In September 1935 Aleksei Stakhanov would give a new name and face to the shock-worker movement, but it had been a theme throughout the year. In June it was noted that the crew of
Ball and Heart had completed over 15 minutes of sound production in a single 8½-hour shift, far exceeding the norm of 3-4 minutes per day. The article reporting this feat suggested that it demonstrated how better planning and organization could raise the norm for sound production to 9 minutes per shift. Such efficiencies were often the currency as production imperatives took on a purely quantitative nature. Great emphasis was placed on the responsibility of the entire film industry to meet the quotas set forth in the annual plan, the deadline for which was December 15.

As the date approached, it became increasingly clear that the industry’s overall goals would not be met. The year ended with handwringing and rethinking. Boris Shumyatsky, who during the summer had toured Hollywood and Europe to study production methods, would play a leading role in plans to reorganize based on the Hollywood studio model. When industry executives convened to set production goals for the coming year, he explained the role of a Tinseltown producer. At the same time as the content of Hollywood films was being derided as an American national disaster in Ilf and Petrov’s account of their own U.S. tour, the efficiency with which they were produced was presented as a model.

In a September front-page article entitled “We Can” Eisenstein had insisted that films could be made quickly, arguing that delays were caused not by technology, but by people. Another of our films, Alexander Andrievskii’s
The End of Sensation, touched directly on this problem. Based on a Karel Capek play, it presents a tale set in the west, in which robots begin to replace humans who have proven too slow on an assembly line (which, as it happens, is circular and looks like a film reel).
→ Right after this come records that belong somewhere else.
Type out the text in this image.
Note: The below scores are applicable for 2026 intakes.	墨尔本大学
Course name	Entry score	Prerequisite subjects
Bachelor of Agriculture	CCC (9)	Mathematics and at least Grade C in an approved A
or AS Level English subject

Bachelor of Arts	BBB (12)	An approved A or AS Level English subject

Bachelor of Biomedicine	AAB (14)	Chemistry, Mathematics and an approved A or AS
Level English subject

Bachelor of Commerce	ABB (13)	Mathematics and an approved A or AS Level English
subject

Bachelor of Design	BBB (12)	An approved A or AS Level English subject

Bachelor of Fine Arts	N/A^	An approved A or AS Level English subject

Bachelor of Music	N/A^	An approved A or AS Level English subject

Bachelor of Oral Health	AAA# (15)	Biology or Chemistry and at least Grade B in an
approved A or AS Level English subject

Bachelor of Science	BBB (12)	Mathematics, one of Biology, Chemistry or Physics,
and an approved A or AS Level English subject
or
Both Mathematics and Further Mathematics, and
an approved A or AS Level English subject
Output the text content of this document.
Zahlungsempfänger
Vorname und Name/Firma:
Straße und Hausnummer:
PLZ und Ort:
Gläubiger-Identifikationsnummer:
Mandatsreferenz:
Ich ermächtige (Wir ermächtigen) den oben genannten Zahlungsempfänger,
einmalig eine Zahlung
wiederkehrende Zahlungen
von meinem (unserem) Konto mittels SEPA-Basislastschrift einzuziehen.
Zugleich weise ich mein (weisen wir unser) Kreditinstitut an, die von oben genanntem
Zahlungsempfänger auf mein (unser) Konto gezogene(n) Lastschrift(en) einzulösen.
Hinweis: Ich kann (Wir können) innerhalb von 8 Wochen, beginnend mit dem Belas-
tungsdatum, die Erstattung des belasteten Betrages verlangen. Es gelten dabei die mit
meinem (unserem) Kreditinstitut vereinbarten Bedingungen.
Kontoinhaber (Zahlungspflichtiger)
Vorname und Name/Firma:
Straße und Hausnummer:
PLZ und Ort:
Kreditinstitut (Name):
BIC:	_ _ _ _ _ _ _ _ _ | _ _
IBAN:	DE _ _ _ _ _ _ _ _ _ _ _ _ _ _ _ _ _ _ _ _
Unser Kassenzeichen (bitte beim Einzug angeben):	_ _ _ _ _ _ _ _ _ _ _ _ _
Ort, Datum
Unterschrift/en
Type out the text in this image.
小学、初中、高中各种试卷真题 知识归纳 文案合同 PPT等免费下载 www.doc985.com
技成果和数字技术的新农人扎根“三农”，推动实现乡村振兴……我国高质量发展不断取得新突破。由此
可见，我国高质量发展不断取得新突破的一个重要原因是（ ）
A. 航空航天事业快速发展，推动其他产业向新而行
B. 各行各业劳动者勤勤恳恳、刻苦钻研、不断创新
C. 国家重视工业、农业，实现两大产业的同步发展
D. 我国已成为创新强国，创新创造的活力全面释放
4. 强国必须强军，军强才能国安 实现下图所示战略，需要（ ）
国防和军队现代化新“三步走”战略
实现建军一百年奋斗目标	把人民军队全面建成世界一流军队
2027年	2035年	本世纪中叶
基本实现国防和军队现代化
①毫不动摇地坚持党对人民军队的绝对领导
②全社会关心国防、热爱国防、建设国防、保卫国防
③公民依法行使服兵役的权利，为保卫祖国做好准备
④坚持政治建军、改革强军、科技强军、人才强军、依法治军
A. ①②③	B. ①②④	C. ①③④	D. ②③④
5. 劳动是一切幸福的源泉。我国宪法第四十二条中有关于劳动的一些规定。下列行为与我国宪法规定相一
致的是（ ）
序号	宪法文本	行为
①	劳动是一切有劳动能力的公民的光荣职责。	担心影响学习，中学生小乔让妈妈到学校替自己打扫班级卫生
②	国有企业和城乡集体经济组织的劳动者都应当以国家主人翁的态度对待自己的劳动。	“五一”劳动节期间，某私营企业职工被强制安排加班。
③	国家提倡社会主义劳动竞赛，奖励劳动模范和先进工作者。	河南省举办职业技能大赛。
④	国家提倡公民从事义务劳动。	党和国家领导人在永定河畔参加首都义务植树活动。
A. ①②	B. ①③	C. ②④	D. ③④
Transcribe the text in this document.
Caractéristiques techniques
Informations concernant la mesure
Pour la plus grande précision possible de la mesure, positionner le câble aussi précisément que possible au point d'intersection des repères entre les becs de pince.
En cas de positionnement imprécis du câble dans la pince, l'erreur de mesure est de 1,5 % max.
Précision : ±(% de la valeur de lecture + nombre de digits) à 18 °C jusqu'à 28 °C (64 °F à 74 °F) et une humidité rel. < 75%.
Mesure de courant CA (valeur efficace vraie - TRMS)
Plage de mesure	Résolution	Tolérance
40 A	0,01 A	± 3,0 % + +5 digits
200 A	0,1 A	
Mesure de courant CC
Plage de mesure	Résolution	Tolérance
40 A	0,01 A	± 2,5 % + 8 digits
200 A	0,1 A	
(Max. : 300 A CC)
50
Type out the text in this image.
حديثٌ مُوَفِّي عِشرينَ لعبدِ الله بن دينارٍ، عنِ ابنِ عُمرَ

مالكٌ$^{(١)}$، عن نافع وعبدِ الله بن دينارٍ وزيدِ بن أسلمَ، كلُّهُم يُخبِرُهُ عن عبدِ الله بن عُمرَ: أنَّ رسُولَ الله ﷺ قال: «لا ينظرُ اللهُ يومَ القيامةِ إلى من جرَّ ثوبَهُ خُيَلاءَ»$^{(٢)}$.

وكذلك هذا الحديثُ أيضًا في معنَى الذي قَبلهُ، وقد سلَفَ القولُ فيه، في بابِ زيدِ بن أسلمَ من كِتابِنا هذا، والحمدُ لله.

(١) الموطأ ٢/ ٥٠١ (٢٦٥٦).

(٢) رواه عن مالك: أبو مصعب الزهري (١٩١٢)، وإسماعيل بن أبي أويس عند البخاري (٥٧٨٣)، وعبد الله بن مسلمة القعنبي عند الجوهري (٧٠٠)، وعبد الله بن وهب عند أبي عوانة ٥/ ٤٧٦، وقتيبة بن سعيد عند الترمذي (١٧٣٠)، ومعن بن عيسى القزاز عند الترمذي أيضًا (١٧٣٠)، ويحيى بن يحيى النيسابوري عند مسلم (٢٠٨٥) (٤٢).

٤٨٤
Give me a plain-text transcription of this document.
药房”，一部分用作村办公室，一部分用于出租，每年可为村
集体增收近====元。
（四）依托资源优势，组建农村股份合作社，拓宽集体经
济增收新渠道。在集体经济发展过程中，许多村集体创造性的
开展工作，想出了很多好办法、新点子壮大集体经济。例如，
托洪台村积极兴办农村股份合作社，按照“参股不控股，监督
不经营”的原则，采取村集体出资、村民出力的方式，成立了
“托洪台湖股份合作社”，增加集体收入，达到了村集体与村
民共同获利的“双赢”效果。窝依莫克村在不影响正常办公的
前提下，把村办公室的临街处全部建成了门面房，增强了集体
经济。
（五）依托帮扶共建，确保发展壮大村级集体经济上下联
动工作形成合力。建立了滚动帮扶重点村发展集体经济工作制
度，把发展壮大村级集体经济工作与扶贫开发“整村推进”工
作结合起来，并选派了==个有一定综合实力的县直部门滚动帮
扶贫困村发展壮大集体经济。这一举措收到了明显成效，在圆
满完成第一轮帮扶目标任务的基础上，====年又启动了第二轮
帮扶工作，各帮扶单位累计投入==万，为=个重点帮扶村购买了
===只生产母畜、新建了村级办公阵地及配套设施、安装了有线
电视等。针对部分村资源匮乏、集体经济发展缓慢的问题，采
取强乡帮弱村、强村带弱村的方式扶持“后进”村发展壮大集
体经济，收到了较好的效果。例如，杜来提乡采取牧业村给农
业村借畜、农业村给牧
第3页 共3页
In one of the most striking scenes in our series, the robots, which are controlled by sound, dance hypnotically to the saxophone improvisations of their creator as he realizes that he is in danger of losing control of his invention. At the film’s end, his capitalist sponsors direct the robots to attack the striking workers they have replaced. The danger of efficiency as an end in itself was clear in this film, but throughout the year it seemed that the Soviet film industry was itself struggling to master the machine it was creating. The long delays with Bezhin Meadow would remind everyone that the objectives toward which they strived were still not always clear, even to those who had taken the lead in expressing them.